A savoir : l'âge d'un armagnac ne prend en compte que le temps passé sous bois. Dès qu'il est mis en bouteilles, l'évolution est stoppée.
Un peu d’histoire…
Des documents du 15ème siècle attestent la présence d'alambics dans la région. C'est seulement à partir du 17ème siècle que la production d'eau-de-vie connut un réel essor, sous l'impulsion des Hollandais qui recherchaient des alcools susceptibles de renforcer les vins doux dont ils étaient friands. Ils trouvèrent des conditions favorables dans la région.

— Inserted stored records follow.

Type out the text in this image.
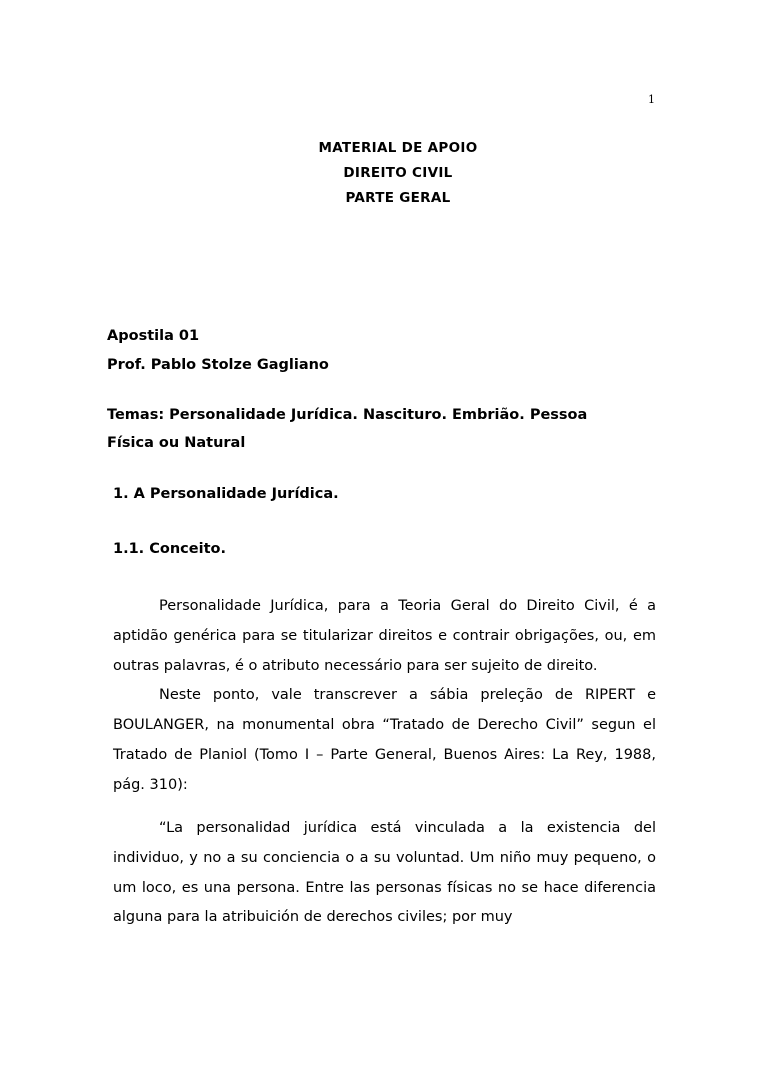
1
MATERIAL DE APOIO
DIREITO CIVIL
PARTE GERAL
Apostila 01
Prof. Pablo Stolze Gagliano
Temas: Personalidade Jurídica. Nascituro. Embrião. Pessoa Física ou Natural
1. A Personalidade Jurídica.
1.1. Conceito.

Personalidade Jurídica, para a Teoria Geral do Direito Civil, é a aptidão genérica para se titularizar direitos e contrair obrigações, ou, em outras palavras, é o atributo necessário para ser sujeito de direito.

Neste ponto, vale transcrever a sábia preleção de RIPERT e BOULANGER, na monumental obra “Tratado de Derecho Civil” segun el Tratado de Planiol (Tomo I – Parte General, Buenos Aires: La Rey, 1988, pág. 310):

“La personalidad jurídica está vinculada a la existencia del individuo, y no a su conciencia o a su voluntad. Um niño muy pequeno, o um loco, es una persona. Entre las personas físicas no se hace diferencia alguna para la atribuición de derechos civiles; por muy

Un texte de 1741 analysé par Henri Dufor nous apprend que l'eau-de-vie tirée de “vin Bas-Armagnac” est la plus appréciée : “Cette mention constitue en quelque sorte, écrit Lachiver, l'acte de naissance de l'armagnac.” Ce même texte de 1741 signale que la ville d'Eauze est le centre principal des transactions, et que les producteurs de Cazaubon en tirent plus de la moitié de leurs revenus.

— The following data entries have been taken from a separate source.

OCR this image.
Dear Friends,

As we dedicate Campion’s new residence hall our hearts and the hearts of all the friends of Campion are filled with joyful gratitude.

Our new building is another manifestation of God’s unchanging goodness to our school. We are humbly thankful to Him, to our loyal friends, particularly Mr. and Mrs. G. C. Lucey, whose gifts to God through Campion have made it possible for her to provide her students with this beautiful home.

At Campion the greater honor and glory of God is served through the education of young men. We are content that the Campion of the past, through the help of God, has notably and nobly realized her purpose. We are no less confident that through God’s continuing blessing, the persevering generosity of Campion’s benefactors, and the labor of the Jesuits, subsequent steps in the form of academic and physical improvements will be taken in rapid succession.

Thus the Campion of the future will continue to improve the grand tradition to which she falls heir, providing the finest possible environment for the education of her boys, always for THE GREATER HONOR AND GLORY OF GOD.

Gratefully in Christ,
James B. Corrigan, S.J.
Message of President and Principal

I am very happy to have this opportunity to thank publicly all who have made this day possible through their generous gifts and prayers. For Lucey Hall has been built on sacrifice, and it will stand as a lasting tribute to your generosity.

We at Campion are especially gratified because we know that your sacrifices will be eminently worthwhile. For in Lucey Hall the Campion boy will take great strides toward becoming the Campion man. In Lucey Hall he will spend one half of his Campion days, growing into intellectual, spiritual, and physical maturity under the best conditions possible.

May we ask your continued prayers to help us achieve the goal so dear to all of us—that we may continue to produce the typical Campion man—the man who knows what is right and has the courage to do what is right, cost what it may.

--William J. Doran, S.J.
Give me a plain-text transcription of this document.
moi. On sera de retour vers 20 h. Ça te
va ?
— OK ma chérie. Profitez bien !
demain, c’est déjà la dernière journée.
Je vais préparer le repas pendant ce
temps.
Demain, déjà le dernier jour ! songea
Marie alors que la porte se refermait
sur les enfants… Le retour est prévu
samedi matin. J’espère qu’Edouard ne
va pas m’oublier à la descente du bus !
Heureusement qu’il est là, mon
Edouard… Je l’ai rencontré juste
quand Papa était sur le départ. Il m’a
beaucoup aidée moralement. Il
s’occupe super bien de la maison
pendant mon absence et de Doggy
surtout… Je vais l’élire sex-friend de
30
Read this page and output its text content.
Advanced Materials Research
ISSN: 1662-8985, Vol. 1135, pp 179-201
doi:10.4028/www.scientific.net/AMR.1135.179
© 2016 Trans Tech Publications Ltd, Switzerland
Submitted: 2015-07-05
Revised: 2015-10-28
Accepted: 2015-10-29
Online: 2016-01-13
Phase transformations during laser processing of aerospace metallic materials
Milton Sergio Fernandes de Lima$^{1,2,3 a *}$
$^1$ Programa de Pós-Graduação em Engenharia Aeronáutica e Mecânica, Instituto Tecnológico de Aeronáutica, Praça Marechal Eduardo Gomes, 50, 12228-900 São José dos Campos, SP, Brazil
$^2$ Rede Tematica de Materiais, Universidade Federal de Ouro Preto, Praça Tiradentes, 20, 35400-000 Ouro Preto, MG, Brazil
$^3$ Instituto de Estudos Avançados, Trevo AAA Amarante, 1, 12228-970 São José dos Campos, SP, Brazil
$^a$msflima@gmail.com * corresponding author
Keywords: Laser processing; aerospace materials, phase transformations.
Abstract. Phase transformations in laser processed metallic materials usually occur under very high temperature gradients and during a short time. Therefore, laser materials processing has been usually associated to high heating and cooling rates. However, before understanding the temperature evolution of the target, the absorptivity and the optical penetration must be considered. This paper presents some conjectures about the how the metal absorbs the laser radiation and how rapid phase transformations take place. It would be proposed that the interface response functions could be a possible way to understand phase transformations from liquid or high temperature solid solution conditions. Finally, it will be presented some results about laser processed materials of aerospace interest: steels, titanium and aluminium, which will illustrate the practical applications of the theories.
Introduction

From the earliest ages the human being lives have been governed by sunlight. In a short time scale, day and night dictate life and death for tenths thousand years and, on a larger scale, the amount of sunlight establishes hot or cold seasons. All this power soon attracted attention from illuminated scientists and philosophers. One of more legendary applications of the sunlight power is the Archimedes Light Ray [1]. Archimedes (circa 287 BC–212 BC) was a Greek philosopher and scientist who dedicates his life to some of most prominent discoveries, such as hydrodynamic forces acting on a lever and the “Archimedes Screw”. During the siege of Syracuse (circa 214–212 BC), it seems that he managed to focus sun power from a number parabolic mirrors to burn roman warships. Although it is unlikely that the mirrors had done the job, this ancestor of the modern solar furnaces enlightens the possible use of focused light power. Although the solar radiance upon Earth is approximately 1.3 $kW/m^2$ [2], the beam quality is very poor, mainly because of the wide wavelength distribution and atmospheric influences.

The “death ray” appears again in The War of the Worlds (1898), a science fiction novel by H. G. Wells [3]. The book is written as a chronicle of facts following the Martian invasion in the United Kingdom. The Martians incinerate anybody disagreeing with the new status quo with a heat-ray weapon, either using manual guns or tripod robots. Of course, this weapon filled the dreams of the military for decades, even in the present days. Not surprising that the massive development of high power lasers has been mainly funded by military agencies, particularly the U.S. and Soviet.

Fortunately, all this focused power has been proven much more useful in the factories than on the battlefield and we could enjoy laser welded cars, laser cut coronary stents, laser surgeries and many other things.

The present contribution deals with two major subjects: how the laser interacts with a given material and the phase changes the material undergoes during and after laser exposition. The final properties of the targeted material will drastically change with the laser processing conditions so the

Mais, si, aux 17ème et 18ème siècles, l'essentiel des expéditions d'armagnac se faisait par l'Adour vers Bayonne et sous le contrôle des négociants de Mont-de-Marsan, le 19ème siècle voit se développer le commerce vers Bordeaux, qui nécessite la canalisation de la Baise. En ce début du 19ème siècle, on commençait à remplacer l'antique distillation à double chauffe - pratiquée dans l'alambic dit charentais - par une distillation en continu, qui permettait des économies de combustible et de manipulation. Le mérite en revint à Antoine de Mellet, marquis de Bonas, qui, sur les conseils de Chaptal, expérimenta l'appareil mis au point par Adam en 1801. Il reçut en 1812 une médaille d'or d'encouragement, et une dizaine d'années plus tard Petit remarquait que ce procédé était “généralement adopté aujourd'hui dans le pays”.

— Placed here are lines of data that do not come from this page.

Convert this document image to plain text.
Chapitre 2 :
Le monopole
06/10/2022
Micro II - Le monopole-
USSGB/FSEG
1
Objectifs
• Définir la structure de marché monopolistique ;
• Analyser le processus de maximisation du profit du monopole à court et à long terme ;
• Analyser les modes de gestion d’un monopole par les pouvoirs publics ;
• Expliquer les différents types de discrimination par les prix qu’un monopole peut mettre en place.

Ces innovations favorisèrent une explosion de la production d'armagnac, qui doubla dans les trois premiers quarts du 19ème siècle, plaçant le Gers en tête des départements viticoles. A la fin du même siècle, le vignoble régional subiy le désastre du phylloxéra, qui fit presque entièrement disparaître les plants de picpoul, par ailleurs plus sensibles que d'autres cépages aux maladies cryptogamiques. Il en découla une volonté de préserver la qualité de l’armagnac qui se manifestera par le décret de 1909 délimitant les différents crus d'armagnac.
Comment le déguster ?
En général, il se sert en digestif dans un verre que l'on réchauffe dans la paume de la main, dans la tasse de café encore chaude pour les jeunes armagnacs. Il est aussi utilisé dans de nombreux cocktails élaborés à la maison, également dans des cocktails de fruits. Il se marie avec de nombreux fruits et notamment avec le pruneau.